Schilder (1968) também sugeriu que a roupa se torna parte integrante da IC, podendo a aparência corporal ser transfigurada com o uso de roupas. Este autor referiu ainda que a roupa toma o significado do corpo sobre o qual é usada. No entanto, um estudo mais recente de Markee, Carey e Pedersen (1990) contraria esta última afirmação, sugerindo que o corpo é que toma o significado da roupa que o cobre. Estes autores referem também que a roupa não é apenas uma cobertura do corpo, podendo criar, enquanto usada, uma melhor percepção deste.

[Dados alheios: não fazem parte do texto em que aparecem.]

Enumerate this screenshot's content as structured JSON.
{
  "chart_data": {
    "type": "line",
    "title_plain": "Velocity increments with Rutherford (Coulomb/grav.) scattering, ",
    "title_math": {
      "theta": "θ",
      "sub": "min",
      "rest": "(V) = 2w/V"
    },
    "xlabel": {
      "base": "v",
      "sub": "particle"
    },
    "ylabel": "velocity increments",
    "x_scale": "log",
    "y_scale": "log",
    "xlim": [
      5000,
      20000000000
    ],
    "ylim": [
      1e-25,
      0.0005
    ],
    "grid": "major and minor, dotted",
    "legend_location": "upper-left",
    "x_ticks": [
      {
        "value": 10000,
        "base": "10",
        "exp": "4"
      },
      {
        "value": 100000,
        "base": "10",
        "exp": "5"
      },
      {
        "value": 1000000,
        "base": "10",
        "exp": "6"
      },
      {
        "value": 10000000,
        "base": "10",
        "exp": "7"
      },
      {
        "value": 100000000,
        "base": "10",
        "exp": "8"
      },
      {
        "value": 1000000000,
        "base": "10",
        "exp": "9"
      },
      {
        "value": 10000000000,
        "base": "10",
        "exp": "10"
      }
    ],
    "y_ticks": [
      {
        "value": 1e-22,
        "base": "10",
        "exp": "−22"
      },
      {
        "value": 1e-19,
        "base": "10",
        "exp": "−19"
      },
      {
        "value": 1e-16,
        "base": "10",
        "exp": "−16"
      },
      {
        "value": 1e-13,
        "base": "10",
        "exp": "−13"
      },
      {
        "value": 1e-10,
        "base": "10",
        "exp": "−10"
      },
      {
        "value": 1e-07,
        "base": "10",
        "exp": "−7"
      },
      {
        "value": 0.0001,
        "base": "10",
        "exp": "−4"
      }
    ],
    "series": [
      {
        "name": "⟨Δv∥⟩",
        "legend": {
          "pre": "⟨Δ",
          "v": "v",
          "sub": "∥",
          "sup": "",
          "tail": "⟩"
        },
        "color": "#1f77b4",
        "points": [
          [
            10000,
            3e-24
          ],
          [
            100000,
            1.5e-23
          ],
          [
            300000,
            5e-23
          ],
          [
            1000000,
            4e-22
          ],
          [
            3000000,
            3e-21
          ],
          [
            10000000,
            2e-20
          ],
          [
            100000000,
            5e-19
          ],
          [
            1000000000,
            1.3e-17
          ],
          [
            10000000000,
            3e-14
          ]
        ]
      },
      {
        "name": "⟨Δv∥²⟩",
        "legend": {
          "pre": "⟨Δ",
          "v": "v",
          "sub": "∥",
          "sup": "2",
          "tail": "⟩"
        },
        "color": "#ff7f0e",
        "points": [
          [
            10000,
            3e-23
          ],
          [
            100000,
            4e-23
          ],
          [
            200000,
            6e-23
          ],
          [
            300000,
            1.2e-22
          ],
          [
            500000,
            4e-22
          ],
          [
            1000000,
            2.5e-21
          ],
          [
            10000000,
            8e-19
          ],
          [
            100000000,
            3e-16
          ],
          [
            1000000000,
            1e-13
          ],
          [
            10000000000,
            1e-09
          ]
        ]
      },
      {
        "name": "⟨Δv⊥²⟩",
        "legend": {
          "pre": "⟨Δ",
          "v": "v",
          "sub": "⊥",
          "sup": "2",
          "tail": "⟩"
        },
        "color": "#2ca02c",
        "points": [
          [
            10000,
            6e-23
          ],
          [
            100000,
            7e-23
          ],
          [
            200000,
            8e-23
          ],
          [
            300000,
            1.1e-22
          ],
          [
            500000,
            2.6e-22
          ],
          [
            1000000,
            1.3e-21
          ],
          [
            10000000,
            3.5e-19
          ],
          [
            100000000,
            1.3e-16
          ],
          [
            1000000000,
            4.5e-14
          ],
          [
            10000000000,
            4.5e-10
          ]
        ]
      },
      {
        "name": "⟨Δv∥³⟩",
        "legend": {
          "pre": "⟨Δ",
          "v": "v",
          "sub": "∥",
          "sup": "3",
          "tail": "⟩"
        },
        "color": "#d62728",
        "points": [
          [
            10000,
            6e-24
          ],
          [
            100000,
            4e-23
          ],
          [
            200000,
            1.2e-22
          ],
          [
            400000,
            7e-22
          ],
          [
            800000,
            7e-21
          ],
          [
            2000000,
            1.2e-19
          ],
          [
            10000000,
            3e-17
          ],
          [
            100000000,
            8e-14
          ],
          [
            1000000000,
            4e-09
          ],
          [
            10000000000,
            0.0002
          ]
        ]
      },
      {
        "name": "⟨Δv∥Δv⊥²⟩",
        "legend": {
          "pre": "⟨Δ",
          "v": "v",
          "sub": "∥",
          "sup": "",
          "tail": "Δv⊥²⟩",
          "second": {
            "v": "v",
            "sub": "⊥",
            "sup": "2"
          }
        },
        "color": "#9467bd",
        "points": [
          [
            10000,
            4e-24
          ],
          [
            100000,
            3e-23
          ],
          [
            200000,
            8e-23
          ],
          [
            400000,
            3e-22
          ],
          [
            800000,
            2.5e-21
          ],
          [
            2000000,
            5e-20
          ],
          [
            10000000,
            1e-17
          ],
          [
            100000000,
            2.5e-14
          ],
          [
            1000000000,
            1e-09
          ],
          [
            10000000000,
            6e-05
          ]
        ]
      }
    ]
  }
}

Além disso, os indivíduos usam roupas como forma de camuflarem as “falhas” que percepcionam da sua IC e de aproximarem o seu corpo da norma ou do padrão socialmente aceite.

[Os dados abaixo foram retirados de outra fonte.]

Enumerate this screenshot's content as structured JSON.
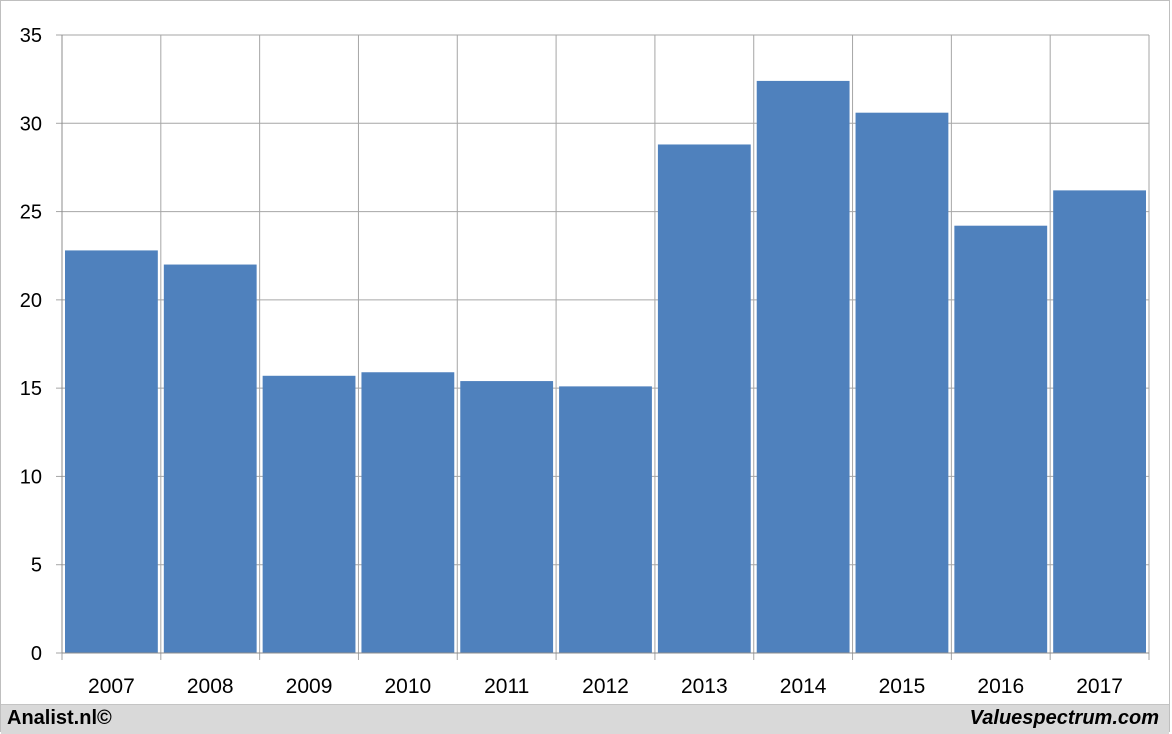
{
  "chart_data": {
    "type": "bar",
    "categories": [
      "2007",
      "2008",
      "2009",
      "2010",
      "2011",
      "2012",
      "2013",
      "2014",
      "2015",
      "2016",
      "2017"
    ],
    "values": [
      22.8,
      22.0,
      15.7,
      15.9,
      15.4,
      15.1,
      28.8,
      32.4,
      30.6,
      24.2,
      26.2
    ],
    "yticks": [
      "0",
      "5",
      "10",
      "15",
      "20",
      "25",
      "30",
      "35"
    ],
    "ylim": [
      0,
      35
    ],
    "grid": true,
    "bar_color": "#4f81bd",
    "grid_color": "#a6a6a6"
  },
  "footer": {
    "left_text": "Analist.nl©",
    "right_text": "Valuespectrum.com"
  },
  "footer_color": "#d9d9d9"
}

Cash, Wood, Phelps e Boyd (1991), observaram que as mulheres apresentam uma autoavaliação mais positiva no que concerne à sua aparência física e facial e uma satisfação superior com a IC, quando usam cosméticos.

Para a mulher contemporânea e para a sua IC, perder peso tornou-se sinónimo de esmero pessoal, sucesso e atracção, apesar de os homens manifestarem preferência por mulheres mais “cheias”. As mulheres parecem ignorar esta apreciação dos homens ou não consideram suficientemente importante para interferir no seu autoconceito e na sua autoestima (Sobral, 1995). Por outro lado, nas culturas não ocidentais, em que a forma “roliça” é valorizada ou, pelo menos, não é desvalorizada (na medida em que é considerada sinal de saúde, fertilidade, feminilidade, sexualidade e riqueza) as desordens alimentares são raras (Root, 1990).

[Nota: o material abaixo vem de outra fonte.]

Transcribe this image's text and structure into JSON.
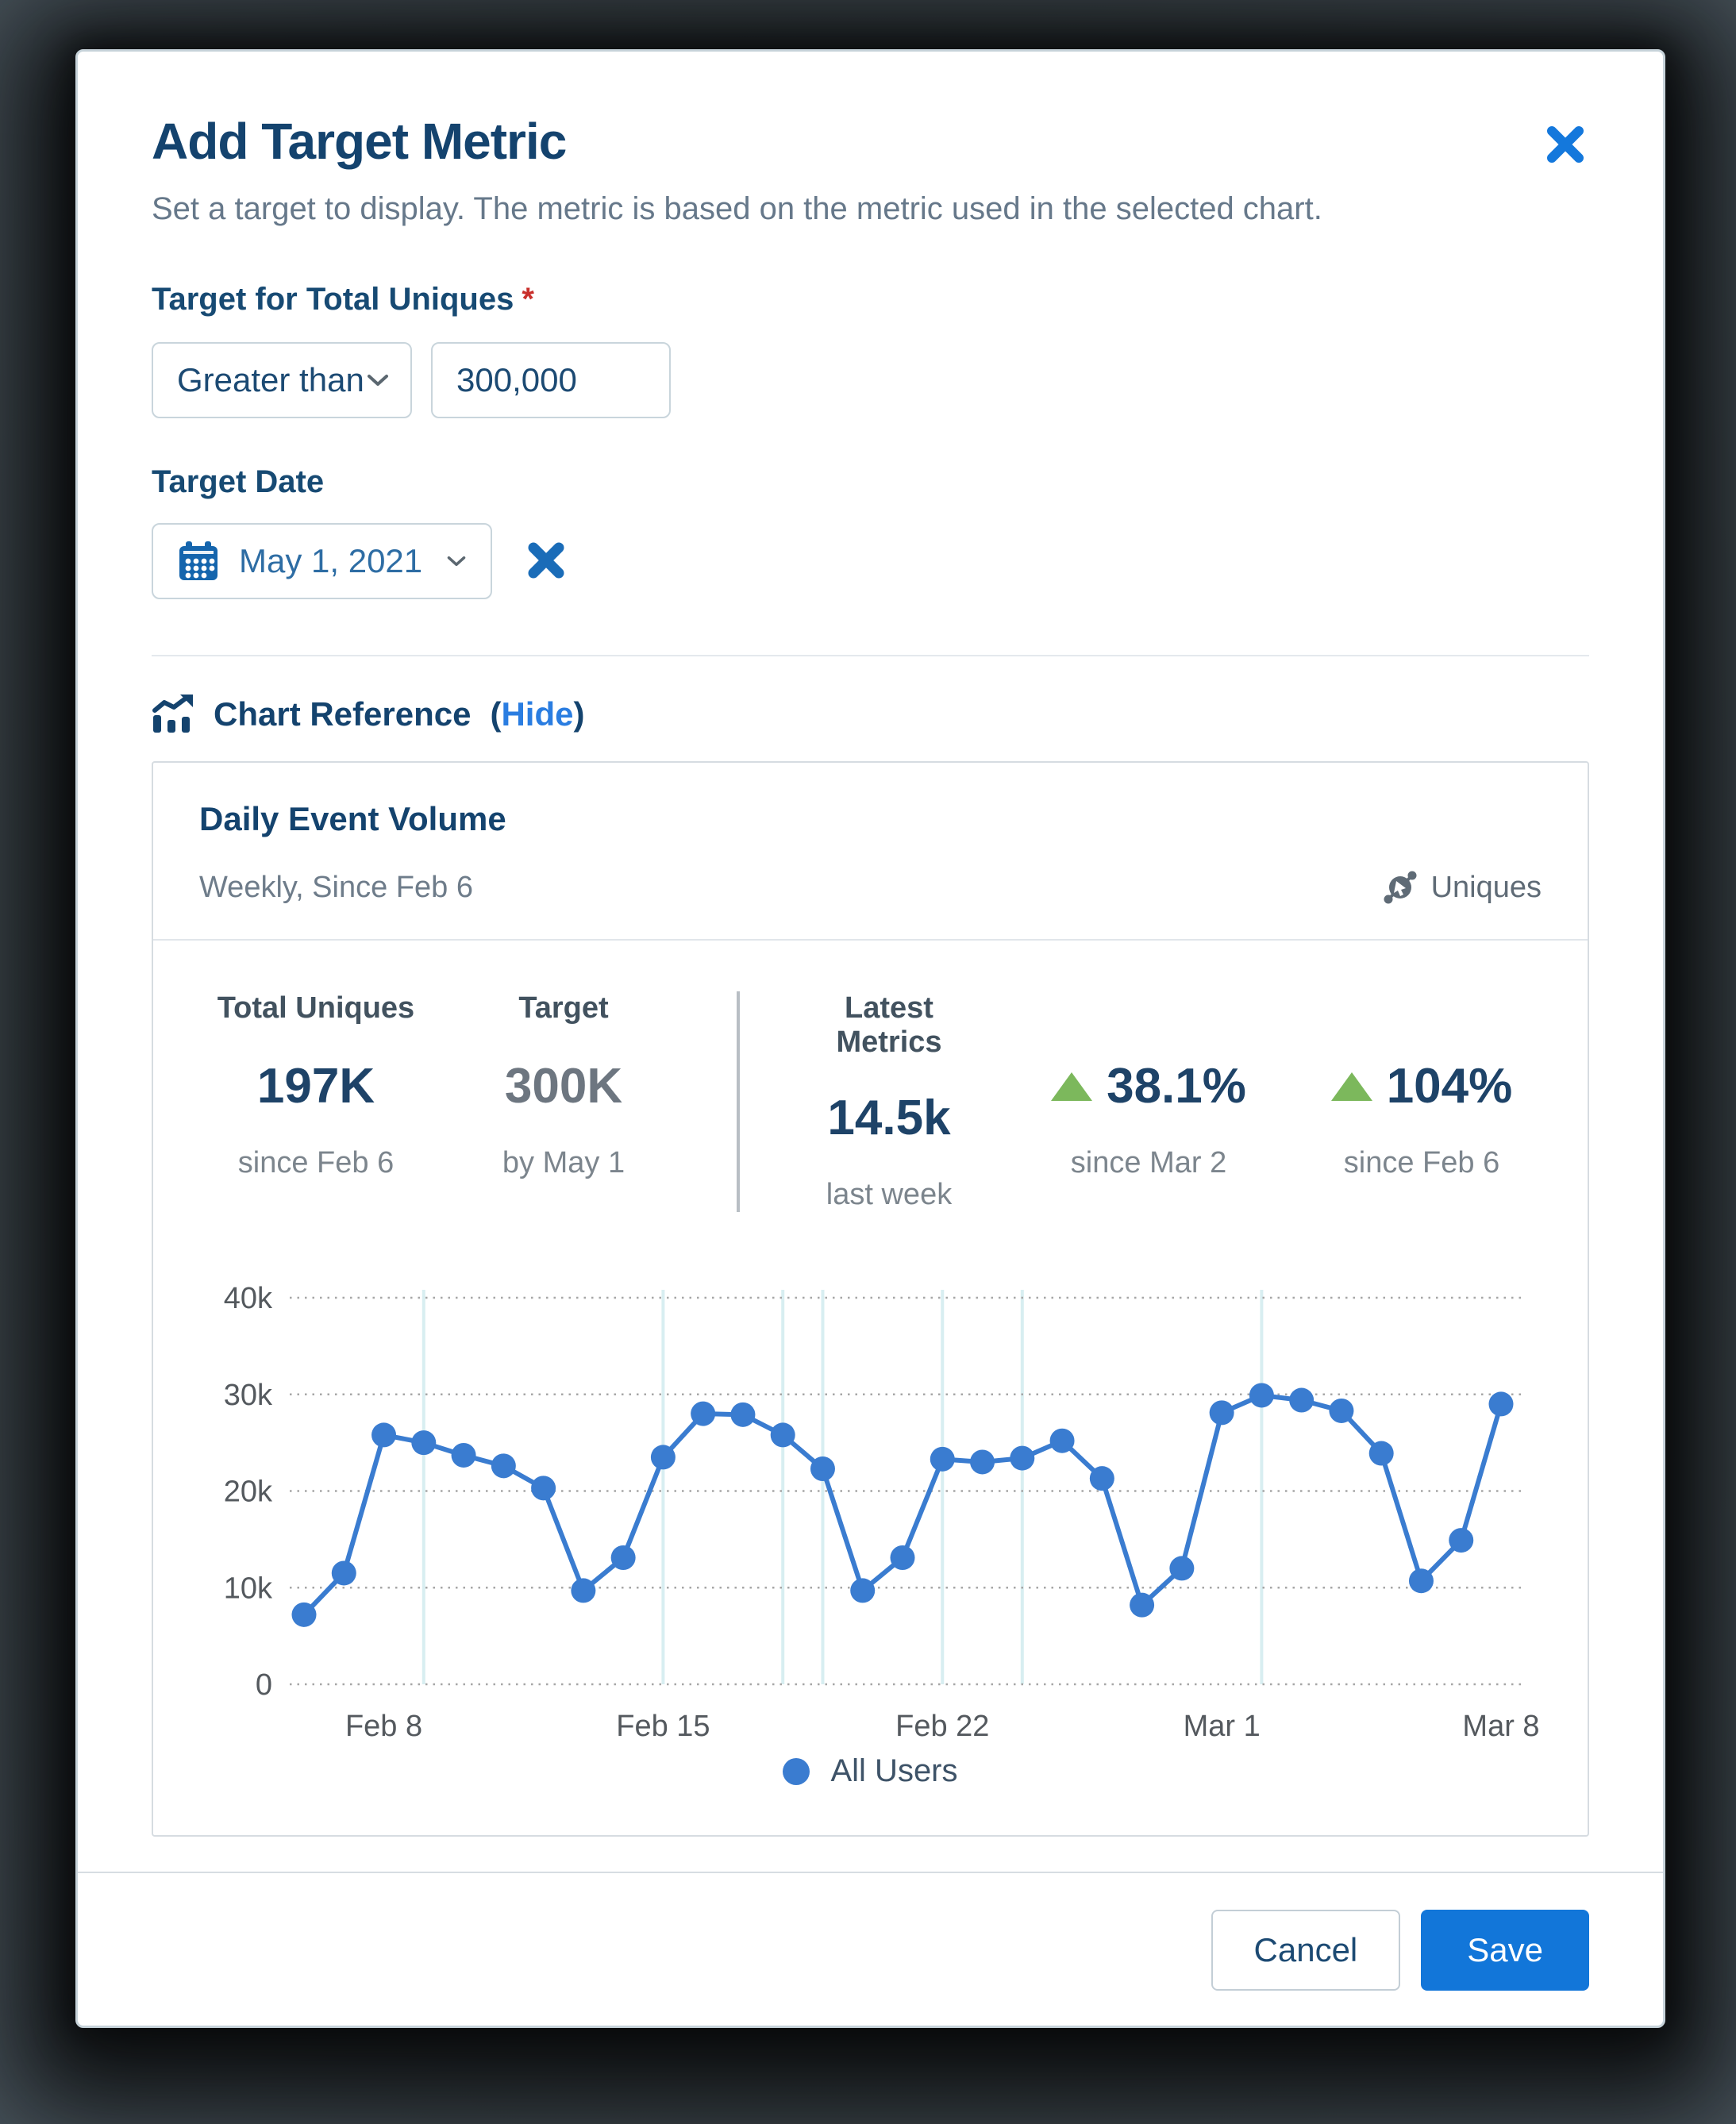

Em suma, a adolescência é o período da progressiva diferenciação entre os géneros (masculino e feminino), à medida que as diferenças sexuais biológicas se tornam mais visíveis. Entre outras coisas, a adolescente poderá vacilar entre usar roupas “normais” ou vestir-se de forma a evidenciar os seus atributos sexuais. Assim sendo, a luta interna para consolidar um sentido de identidade sexual é frequentemente transmitida na forma como o vestuário e os acessórios corporais são usados, nomeadamente pelas raparigas, sendo que muitas vezes são usados para acentuar ou suprimir as diferenças sexuais biológicas (Vasconcelos, 1995).

Por fim, há que ter em consideração que o efeito de um determinado factor num dado comportamento poderá não ser estável ao longo das várias fases do desenvolvimento do indivíduo. Daí que, quando se desenvolvem estudos com crianças e jovens, é preciso ter sempre presente que nestas idades as alterações e modificações resultantes do crescimento e desenvolvimento são uma constante, podendo levar-nos a extrair conclusões precipitadas acerca da possível influência de um determinado factor nos seus hábitos (Lessard-Hébert, Goyette, Boutin, 2005).